« Women in Prison Triple Feature | Main | Coffee Break »

July 21, 2011

Accident

accident poster.jpg.jpg

Yi ngoi
Soi Cheang - 2009
Rose Entertainment & Media Region 3 DVD

A crucial scene in Accident takes place during a solar eclipse. Much of the drama of the film is based on what is seen, as well as unseen. The eclipse also acts as a visual symbol for the main character's understanding of what has been going on around him. The film is about the act of seeing, of understanding what one sees. To that end, many of the shots are not clear. What the viewer sees are reflections on glass, people partially seen through glass, people in shadows and rain. Even when the sun comes out, there is still uncertainty about what one is seeing, who we are looking at, and what, if any, relationship they may have with each other.

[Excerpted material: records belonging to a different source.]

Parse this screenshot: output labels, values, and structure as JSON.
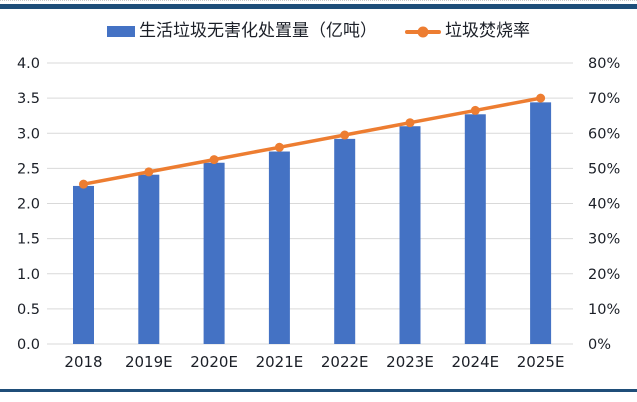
{
  "panel": {
    "background": "#FFFFFF",
    "top_rule_color": "#1F4E79",
    "bottom_rule_color": "#1F4E79"
  },
  "legend": {
    "items": [
      {
        "label": "生活垃圾无害化处置量（亿吨）",
        "marker": "bar-swatch",
        "color": "#4472C4"
      },
      {
        "label": "垃圾焚烧率",
        "marker": "line-dot",
        "color": "#ED7D31"
      }
    ]
  },
  "chart_data": {
    "type": "combo_bar_line",
    "title": "",
    "categories": [
      "2018",
      "2019E",
      "2020E",
      "2021E",
      "2022E",
      "2023E",
      "2024E",
      "2025E"
    ],
    "series": [
      {
        "name": "生活垃圾无害化处置量（亿吨）",
        "type": "bar",
        "y_axis": "left",
        "color": "#4472C4",
        "values": [
          2.25,
          2.41,
          2.58,
          2.74,
          2.92,
          3.1,
          3.27,
          3.44
        ]
      },
      {
        "name": "垃圾焚烧率",
        "type": "line",
        "y_axis": "right",
        "color": "#ED7D31",
        "unit": "%",
        "values": [
          45.5,
          49.0,
          52.5,
          56.0,
          59.5,
          63.0,
          66.5,
          70.0
        ]
      }
    ],
    "left_axis": {
      "min": 0,
      "max": 4,
      "step": 0.5,
      "ticks": [
        "0.0",
        "0.5",
        "1.0",
        "1.5",
        "2.0",
        "2.5",
        "3.0",
        "3.5",
        "4.0"
      ]
    },
    "right_axis": {
      "min": 0,
      "max": 80,
      "step": 10,
      "unit": "%",
      "ticks": [
        "0%",
        "10%",
        "20%",
        "30%",
        "40%",
        "50%",
        "60%",
        "70%",
        "80%"
      ]
    },
    "grid": true,
    "gridline_color": "#D9D9D9",
    "text_color": "#1B1F27",
    "legend_position": "top"
  }
}
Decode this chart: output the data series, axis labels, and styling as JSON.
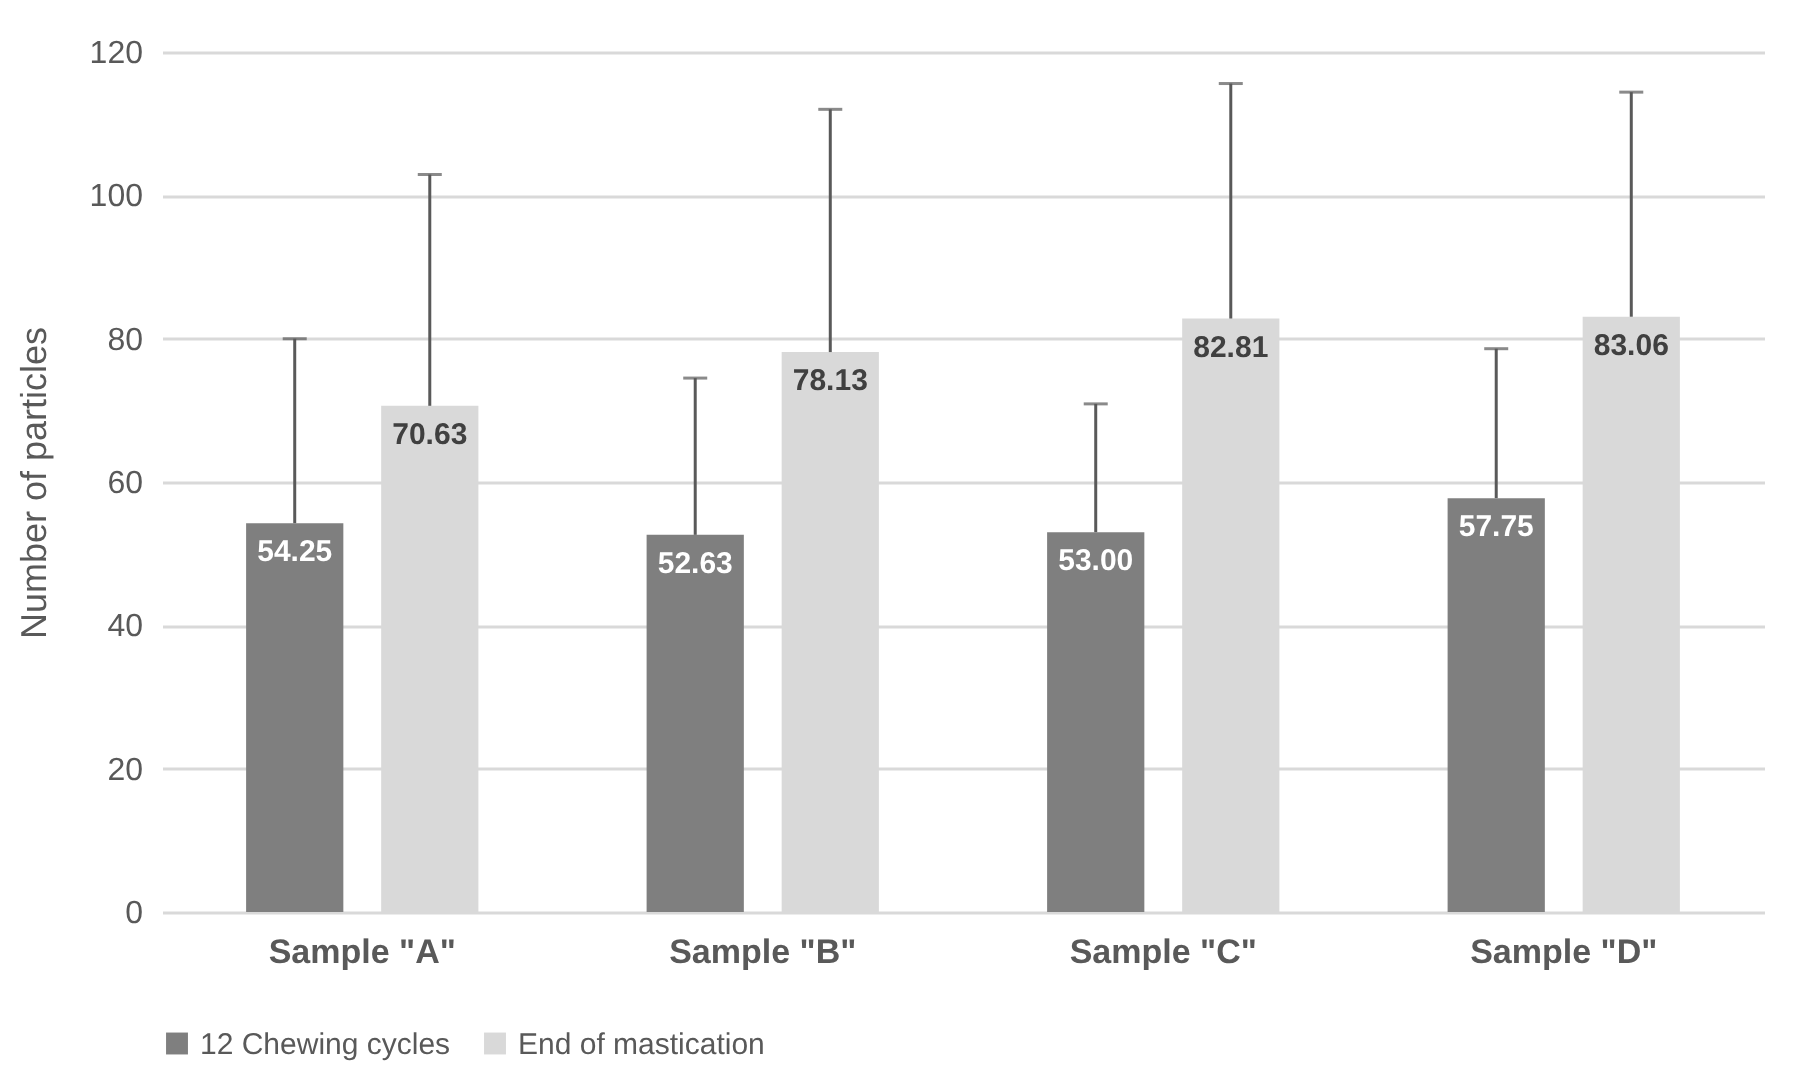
{
  "chart_data": {
    "type": "bar",
    "ylabel": "Number of particles",
    "categories": [
      "Sample \"A\"",
      "Sample \"B\"",
      "Sample \"C\"",
      "Sample \"D\""
    ],
    "series": [
      {
        "name": "12 Chewing cycles",
        "color": "#7f7f7f",
        "values": [
          54.25,
          52.63,
          53.0,
          57.75
        ],
        "errors": [
          [
            54.25,
            80.0
          ],
          [
            52.63,
            74.5
          ],
          [
            53.0,
            70.9
          ],
          [
            57.75,
            78.6
          ]
        ],
        "value_labels": [
          "54.25",
          "52.63",
          "53.00",
          "57.75"
        ]
      },
      {
        "name": "End of mastication",
        "color": "#d9d9d9",
        "values": [
          70.63,
          78.13,
          82.81,
          83.06
        ],
        "errors": [
          [
            70.63,
            102.9
          ],
          [
            78.13,
            112.0
          ],
          [
            82.81,
            115.6
          ],
          [
            83.06,
            114.4
          ]
        ],
        "value_labels": [
          "70.63",
          "78.13",
          "82.81",
          "83.06"
        ]
      }
    ],
    "ylim": [
      0,
      120
    ],
    "yticks": [
      0,
      20,
      40,
      60,
      80,
      100,
      120
    ],
    "grid": "y",
    "legend": "bottom"
  }
}
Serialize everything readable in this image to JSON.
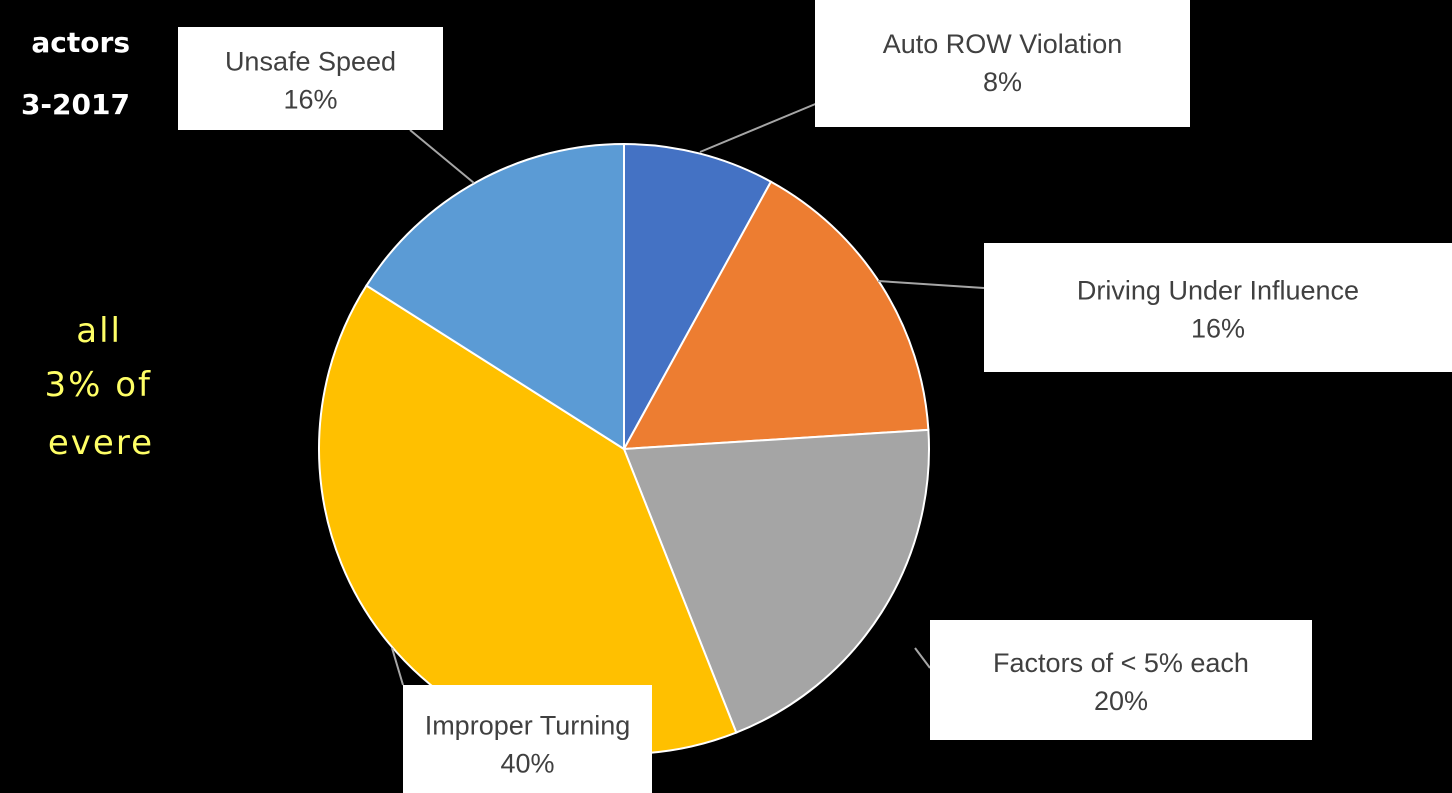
{
  "slide_text": {
    "title_lines": [
      "actors",
      "3-2017"
    ],
    "body_lines": [
      "all",
      "3% of",
      "evere"
    ]
  },
  "chart_data": {
    "type": "pie",
    "categories": [
      "Auto ROW Violation",
      "Driving Under Influence",
      "Factors of < 5% each",
      "Improper Turning",
      "Unsafe Speed"
    ],
    "values": [
      8,
      16,
      20,
      40,
      16
    ],
    "value_labels": [
      "8%",
      "16%",
      "20%",
      "40%",
      "16%"
    ],
    "colors": [
      "#4472c4",
      "#ed7d31",
      "#a5a5a5",
      "#ffc000",
      "#5b9bd5"
    ]
  }
}
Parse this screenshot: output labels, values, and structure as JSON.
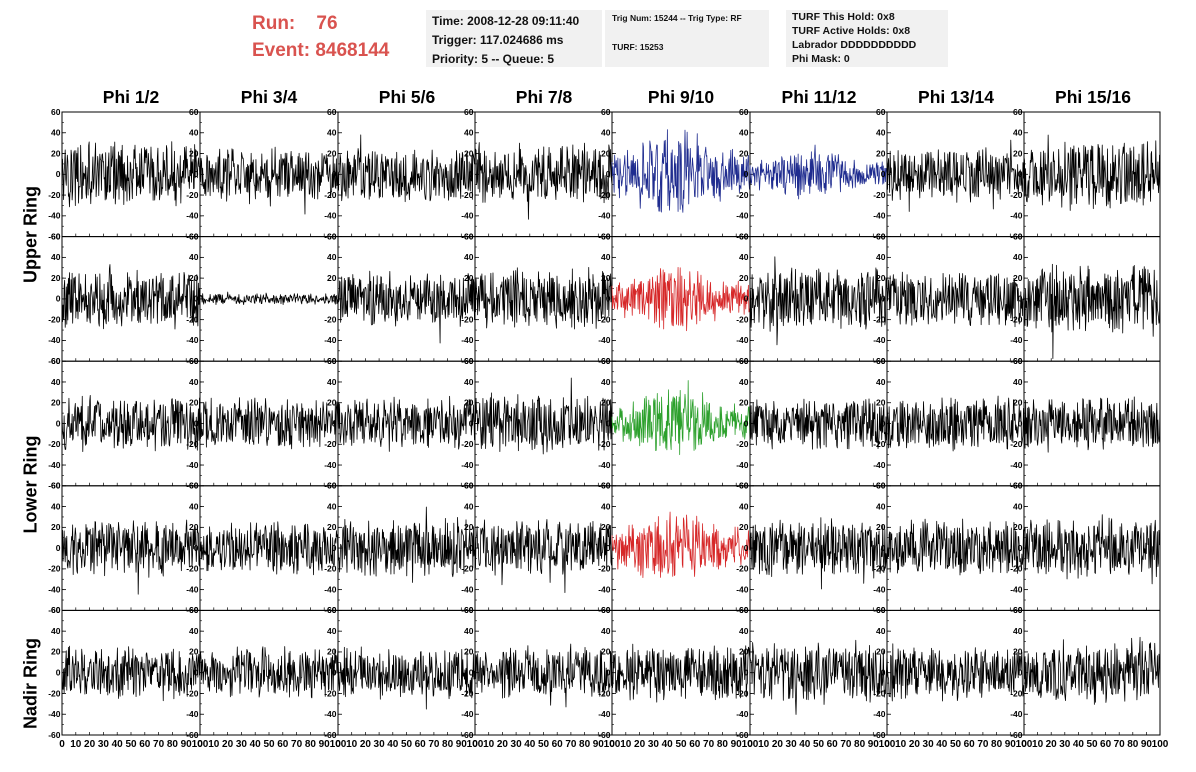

Richie Jen plays a man called Brain who leads a three person team in staging elaborate accidents that serve as cover for murders. Things begin to go sour for the team when the eldest member of the group, an older man known as Uncle, shows signs of forgetfulness. A staged accident held on one very dark, rainy night gets out of control when a bus crashes onto the scene, killing a member of Brain's team. The bus crash may be an accident, but Brain is certain that he's being played by a competitor, possibly someone from an insurance company.

cheang_c.png.jpg

Whether intentionally or not, Accident seems to have been inspired at least partially by Francis Ford Coppola"s The Conversation. Much of the film is devoted to Brain watching and listening, trying to make sense of what he sees and hears, gradually enveloped in increasing paranoia. There is also the unavoidable comparison to Rear Window, in content, but not style. Unlike James Stewart, who managed to put two and two together from the vantage point of his apartment, Richie Jen's attempts at adding up what he sees and hears reveal some unexpected answers. Brain's sense of isolation is also emphasized by his memories of his wife, who died in a car crash. Brain keeps his wife's damaged watch, with the time stopped at the moment of that accident. Brain's memory of his wife informs his current occupation, affording the illusion of being in control of life and death.

The first accident shown in the film involves among other things, a car with a flat tire on a street with heavy traffic, water spilled from a truck, and an errant banner hung improperly. The setup is so elaborate that the viewer is primed to be uncertain about what follows. Cheang plays on the assumption of the audience regarding the veracity of what the main protagonist may be seeing, and that what is seen by the protagonist is understood as revealing the truth about a situation.

There is some delight in watching Brain and his crew set up an accident, throwing around different ideas, and coming up with a plan involving a rainy night and a loose wire on streetcar tracks. The timing and the multiple steps involved make the staged murders from James Cain novels look simple minded. The murders are made of a complex series of causes and effects, death as staged by Rube Goldberg. Yet what Cheang is more interested in is how the efforts of confusion and secrecy undo Brain and his team, so much so that absolutely nothing appears to be coincidental, and everything has some sinister motivation. Even though Accident was produced by Johnnie To, and has some of To's crew on this film, including supporting actor Lam Suet, there is not the optimism that is usually found in To's films. In a To film, the protagonist usually finds a way to redeem himself at the very end. In Accident, even the best of intentions have tragic consequences.